I'm a professional photographer in the field of commercial advertising where I predominately be shooting what other people want. Yes, I usually have a fair amount of input into the creative process, and I like to think that that's a big part of why people hire me to produce their vision, but that is never a given. That means that if I want to feed my creative desires, then I will need to continue to make art for myself... for the sake of feeding my own soul.

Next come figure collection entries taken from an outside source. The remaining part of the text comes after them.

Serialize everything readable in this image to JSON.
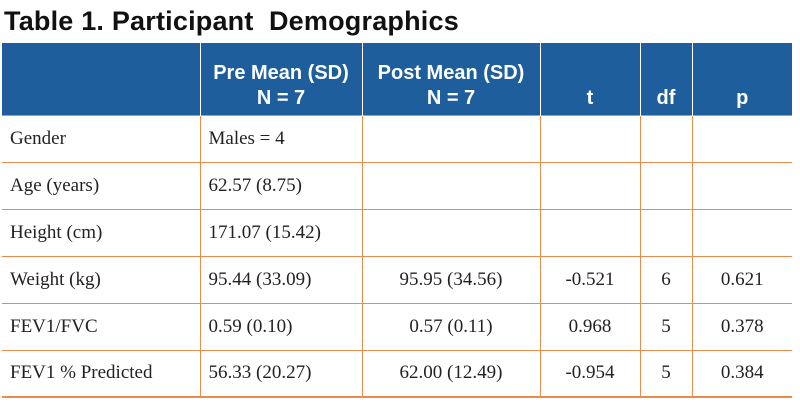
{
  "title": "Table 1. Participant  Demographics",
  "colors": {
    "header_bg": "#1f5e9d",
    "header_text": "#ffffff",
    "grid_lines": "#e98b4b"
  },
  "table": {
    "headers": [
      {
        "line1": "",
        "line2": ""
      },
      {
        "line1": "Pre Mean (SD)",
        "line2": "N = 7"
      },
      {
        "line1": "Post Mean (SD)",
        "line2": "N = 7"
      },
      {
        "line1": "",
        "line2": "t"
      },
      {
        "line1": "",
        "line2": "df"
      },
      {
        "line1": "",
        "line2": "p"
      }
    ],
    "rows": [
      [
        "Gender",
        "Males = 4",
        "",
        "",
        "",
        ""
      ],
      [
        "Age (years)",
        "62.57 (8.75)",
        "",
        "",
        "",
        ""
      ],
      [
        "Height (cm)",
        "171.07 (15.42)",
        "",
        "",
        "",
        ""
      ],
      [
        "Weight (kg)",
        "95.44 (33.09)",
        "95.95 (34.56)",
        "-0.521",
        "6",
        "0.621"
      ],
      [
        "FEV1/FVC",
        "0.59 (0.10)",
        "0.57 (0.11)",
        "0.968",
        "5",
        "0.378"
      ],
      [
        "FEV1 % Predicted",
        "56.33 (20.27)",
        "62.00 (12.49)",
        "-0.954",
        "5",
        "0.384"
      ]
    ]
  }
}
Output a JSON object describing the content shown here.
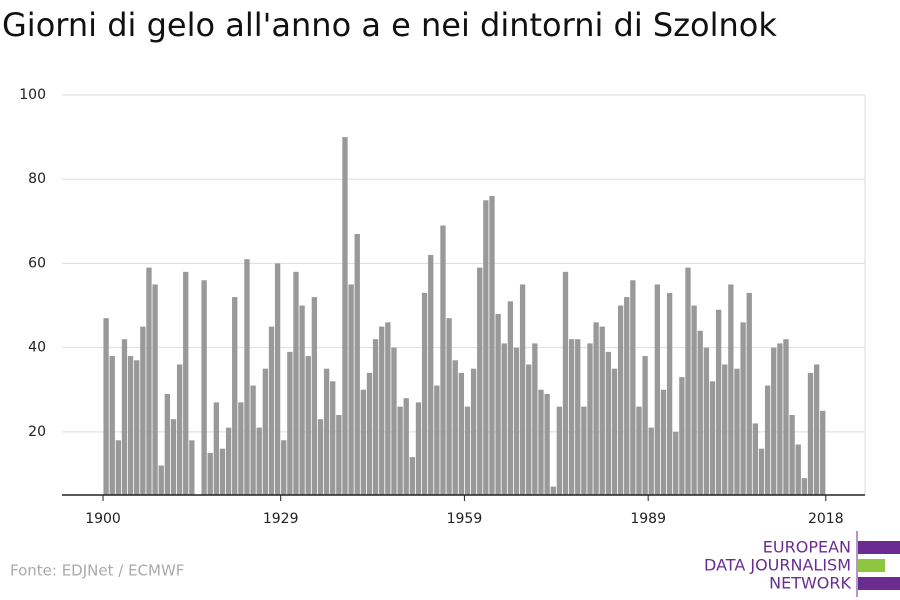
{
  "chart_data": {
    "type": "bar",
    "title": "Giorni di gelo all'anno a e nei dintorni di Szolnok",
    "source": "Fonte: EDJNet / ECMWF",
    "logo": [
      "EUROPEAN",
      "DATA JOURNALISM",
      "NETWORK"
    ],
    "color": "#999999",
    "x": [
      1900,
      1901,
      1902,
      1903,
      1904,
      1905,
      1906,
      1907,
      1908,
      1909,
      1910,
      1911,
      1912,
      1913,
      1914,
      1915,
      1916,
      1917,
      1918,
      1919,
      1920,
      1921,
      1922,
      1923,
      1924,
      1925,
      1926,
      1927,
      1928,
      1929,
      1930,
      1931,
      1932,
      1933,
      1934,
      1935,
      1936,
      1937,
      1938,
      1939,
      1940,
      1941,
      1942,
      1943,
      1944,
      1945,
      1946,
      1947,
      1948,
      1949,
      1950,
      1951,
      1952,
      1953,
      1954,
      1955,
      1956,
      1957,
      1958,
      1959,
      1960,
      1961,
      1962,
      1963,
      1964,
      1965,
      1966,
      1967,
      1968,
      1969,
      1970,
      1971,
      1972,
      1973,
      1974,
      1975,
      1976,
      1977,
      1978,
      1979,
      1980,
      1981,
      1982,
      1983,
      1984,
      1985,
      1986,
      1987,
      1988,
      1989,
      1990,
      1991,
      1992,
      1993,
      1994,
      1995,
      1996,
      1997,
      1998,
      1999,
      2000,
      2001,
      2002,
      2003,
      2004,
      2005,
      2006,
      2007,
      2008,
      2009,
      2010,
      2011,
      2012,
      2013,
      2014,
      2015,
      2016,
      2017
    ],
    "values": [
      47,
      38,
      18,
      42,
      38,
      37,
      45,
      59,
      55,
      12,
      29,
      23,
      36,
      58,
      18,
      5,
      56,
      15,
      27,
      16,
      21,
      52,
      27,
      61,
      31,
      21,
      35,
      45,
      60,
      18,
      39,
      58,
      50,
      38,
      52,
      23,
      35,
      32,
      24,
      90,
      55,
      67,
      30,
      34,
      42,
      45,
      46,
      40,
      26,
      28,
      14,
      27,
      53,
      62,
      31,
      69,
      47,
      37,
      34,
      26,
      35,
      59,
      75,
      76,
      48,
      41,
      51,
      40,
      55,
      36,
      41,
      30,
      29,
      7,
      26,
      58,
      42,
      42,
      26,
      41,
      46,
      45,
      39,
      35,
      50,
      52,
      56,
      26,
      38,
      21,
      55,
      30,
      53,
      20,
      33,
      59,
      50,
      44,
      40,
      32,
      49,
      36,
      55,
      35,
      46,
      53,
      22,
      16,
      31,
      40,
      41,
      42,
      24,
      17,
      9,
      34,
      36,
      25
    ],
    "xlim": [
      1893.3,
      2024.4
    ],
    "xticks": [
      1900,
      1929,
      1959,
      1989,
      2018
    ],
    "ylim": [
      5,
      100
    ],
    "yticks": [
      20,
      40,
      60,
      80,
      100
    ],
    "grid": true
  }
}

I am reading a book on the story of art by E.H. Gombrich and I came across a particularly profound quote this evening. It inspired me to continue to push outside of my preconceived notions about how my work should be represented and in turn perceived by other people. It makes me want to take up the practice of trying new things... or trying old things in a new way... and to not care if it even makes sense with the laws of the world around me. There is something to be said about not caring what other people think with regards to your "art". I have decided to shoot with only film and toy cameras this week. I am not relying on the crutch on instant digital feedback (a crutch which I must admit I lean on very heavily at times), nor on digital manipulation, and I'm throwing all of the traditional "rules" of photography right out the proverbial window. I'm not caring what anyone says about these images or even if they see them. This is for me... this is my practice at my art for the sake of the representation of how I see things around me. All that said, please read this quote by Gombrich. You won't be disappointed and I truly believe that you will be inspired:
"We are all inclined to accept conventional forms of colours as the only correct ones. Children sometimes think that stars must be star-shaped, though naturally they are not. The people who insist that in a picture the sky must be blue, and the grass green, are not very different from these children. They get indignant if they see other colours in a picture, but if we try to forget all we have heard about green grass and blue skies, and look at the world as if we had just arrived from another planet on a voyage of discovery and were seeing it for the first time, we may find that things are apt to have the most surprising colours. Now painters sometimes feel as if they were on such a voyage of discovery. They want to see the world afresh, and to discard all the accepted notions and prejudices about flesh being pink and apples yellow or red. It is not easy to get rid of these preconceived ideas, but the artists who succeed best in doing so often produce the most exciting works. It is they who teach us to see in nature new beauties of whose existence we have never dreamt. If we follow them and learn from them, even a glance out of our own window may become a thrilling adventure."
Now... be inspired... go make art... don't over-think... just create!